Pandas Confidence Interval

Now with quantiles for the sigmas and using the trace.

This makes it possible to plot the dependence between free and fixed.

conf_interval2d(minimizer, result, x_name, y_name, nx=10, ny=10, limits=None, prob_func=None)

Calculates confidence regions for two fixed parameters.

The method is explained in conf_interval: here we are fixingtwo parameters.

Plot 95 Confidence Interval Python
Parameters:
  • minimizer (Minimizer) – The minimizer to use, holding objective function.
  • result (MinimizerResult) – The result of running minimize().
  • x_name (string) – The name of the parameter which will be the x direction.
  • y_name (string) – The name of the parameter which will be the y direction.
  • ny (nx,) – Number of points.
  • limits (tuple: optional) – Should have the form ((x_upper, x_lower),(y_upper, y_lower)). If notgiven, the default is 5 std-errs in each direction.
Returns:
  • x ((nx)-array) –x-coordinates
  • y ((ny)-array) –y-coordinates
  • grid ((nx,ny)-array) –grid contains the calculated probabilities.
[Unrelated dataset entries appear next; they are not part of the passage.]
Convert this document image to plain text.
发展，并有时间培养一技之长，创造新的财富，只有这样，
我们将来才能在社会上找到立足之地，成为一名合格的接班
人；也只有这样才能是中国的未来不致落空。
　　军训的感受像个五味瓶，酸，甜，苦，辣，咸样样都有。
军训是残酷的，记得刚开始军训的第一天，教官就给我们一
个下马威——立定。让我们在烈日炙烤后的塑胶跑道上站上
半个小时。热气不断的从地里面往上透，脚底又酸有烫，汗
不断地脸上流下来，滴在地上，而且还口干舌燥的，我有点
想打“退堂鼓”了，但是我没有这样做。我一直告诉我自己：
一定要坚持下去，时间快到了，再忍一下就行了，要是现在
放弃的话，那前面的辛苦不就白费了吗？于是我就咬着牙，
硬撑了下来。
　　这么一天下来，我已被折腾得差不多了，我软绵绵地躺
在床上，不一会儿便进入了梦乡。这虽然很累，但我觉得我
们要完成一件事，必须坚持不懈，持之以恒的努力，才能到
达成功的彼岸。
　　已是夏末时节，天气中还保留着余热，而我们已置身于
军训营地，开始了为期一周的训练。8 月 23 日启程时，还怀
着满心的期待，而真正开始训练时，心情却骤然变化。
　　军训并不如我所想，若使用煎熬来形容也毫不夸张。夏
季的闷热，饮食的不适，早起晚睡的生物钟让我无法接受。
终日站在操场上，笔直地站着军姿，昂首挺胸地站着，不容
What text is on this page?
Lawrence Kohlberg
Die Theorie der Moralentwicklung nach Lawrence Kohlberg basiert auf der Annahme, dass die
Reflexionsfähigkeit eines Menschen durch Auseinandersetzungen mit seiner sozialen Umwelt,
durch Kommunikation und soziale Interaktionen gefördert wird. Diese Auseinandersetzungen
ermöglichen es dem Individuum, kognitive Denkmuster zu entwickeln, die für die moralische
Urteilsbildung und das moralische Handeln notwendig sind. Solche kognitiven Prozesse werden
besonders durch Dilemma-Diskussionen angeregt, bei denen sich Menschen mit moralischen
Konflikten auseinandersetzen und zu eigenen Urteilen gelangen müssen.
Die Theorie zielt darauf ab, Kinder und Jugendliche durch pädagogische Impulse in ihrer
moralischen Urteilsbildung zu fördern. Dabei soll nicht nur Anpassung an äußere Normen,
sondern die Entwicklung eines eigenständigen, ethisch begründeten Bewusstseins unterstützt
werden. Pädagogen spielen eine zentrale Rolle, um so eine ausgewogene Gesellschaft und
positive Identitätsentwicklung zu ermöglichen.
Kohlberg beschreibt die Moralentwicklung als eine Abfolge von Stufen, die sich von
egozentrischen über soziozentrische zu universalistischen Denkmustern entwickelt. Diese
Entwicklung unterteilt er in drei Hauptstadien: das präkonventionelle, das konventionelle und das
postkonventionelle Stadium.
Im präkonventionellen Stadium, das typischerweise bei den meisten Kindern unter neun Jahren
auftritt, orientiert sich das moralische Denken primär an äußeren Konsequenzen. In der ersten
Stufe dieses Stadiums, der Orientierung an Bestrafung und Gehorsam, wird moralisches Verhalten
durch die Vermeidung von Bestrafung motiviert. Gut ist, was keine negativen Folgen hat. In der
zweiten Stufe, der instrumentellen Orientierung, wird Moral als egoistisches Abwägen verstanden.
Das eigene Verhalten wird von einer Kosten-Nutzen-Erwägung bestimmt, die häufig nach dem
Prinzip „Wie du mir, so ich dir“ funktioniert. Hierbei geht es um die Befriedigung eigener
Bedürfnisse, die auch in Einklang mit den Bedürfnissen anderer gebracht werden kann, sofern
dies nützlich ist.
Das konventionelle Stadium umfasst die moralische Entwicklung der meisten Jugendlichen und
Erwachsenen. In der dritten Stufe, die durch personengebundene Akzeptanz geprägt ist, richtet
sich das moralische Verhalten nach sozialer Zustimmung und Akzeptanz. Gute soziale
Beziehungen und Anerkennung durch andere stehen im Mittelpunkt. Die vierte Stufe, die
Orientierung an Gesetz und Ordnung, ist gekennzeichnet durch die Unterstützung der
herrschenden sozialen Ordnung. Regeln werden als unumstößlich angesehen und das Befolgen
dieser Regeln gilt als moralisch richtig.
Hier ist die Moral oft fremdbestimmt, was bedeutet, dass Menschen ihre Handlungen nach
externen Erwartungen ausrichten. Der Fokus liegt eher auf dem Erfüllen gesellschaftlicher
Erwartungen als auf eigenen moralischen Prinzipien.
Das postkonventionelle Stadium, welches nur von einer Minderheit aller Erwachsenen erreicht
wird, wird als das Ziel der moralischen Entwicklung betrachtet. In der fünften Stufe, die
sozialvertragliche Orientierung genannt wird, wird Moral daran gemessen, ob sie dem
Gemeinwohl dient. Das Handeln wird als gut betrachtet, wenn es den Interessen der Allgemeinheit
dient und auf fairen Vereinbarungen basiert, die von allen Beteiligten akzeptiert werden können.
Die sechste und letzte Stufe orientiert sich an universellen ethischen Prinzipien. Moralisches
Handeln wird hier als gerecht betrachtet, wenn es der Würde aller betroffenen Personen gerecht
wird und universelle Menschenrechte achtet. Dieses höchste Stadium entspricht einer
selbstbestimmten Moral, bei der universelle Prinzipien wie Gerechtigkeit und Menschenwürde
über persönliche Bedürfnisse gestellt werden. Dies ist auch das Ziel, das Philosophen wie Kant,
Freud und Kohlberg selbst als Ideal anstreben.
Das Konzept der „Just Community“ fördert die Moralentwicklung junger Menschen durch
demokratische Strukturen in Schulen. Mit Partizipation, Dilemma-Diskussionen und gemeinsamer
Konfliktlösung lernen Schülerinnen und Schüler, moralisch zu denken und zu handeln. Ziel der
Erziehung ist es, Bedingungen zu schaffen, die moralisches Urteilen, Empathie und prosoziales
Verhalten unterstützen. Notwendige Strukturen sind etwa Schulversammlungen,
Plot 95 Confidence Interval Pythonerval Python

Examples

Other Parameters:
prob_func (None or callable) –Function to calculate the probability from the optimized chi-square.Default (None) uses built-in f_compare (F test).
ci_report(ci, with_offset=True, ndigits=5)

Plot 95 Confidence Interval Python Recursive

return text of a report for confidence intervals

Parameters:
  • with_offset (bool (default True)) – whether to subtract best value from all other values.
  • ndigits (int (default 5)) – number of significant digits to show
Returns:
Return type:

text of formatted report on confidence intervals.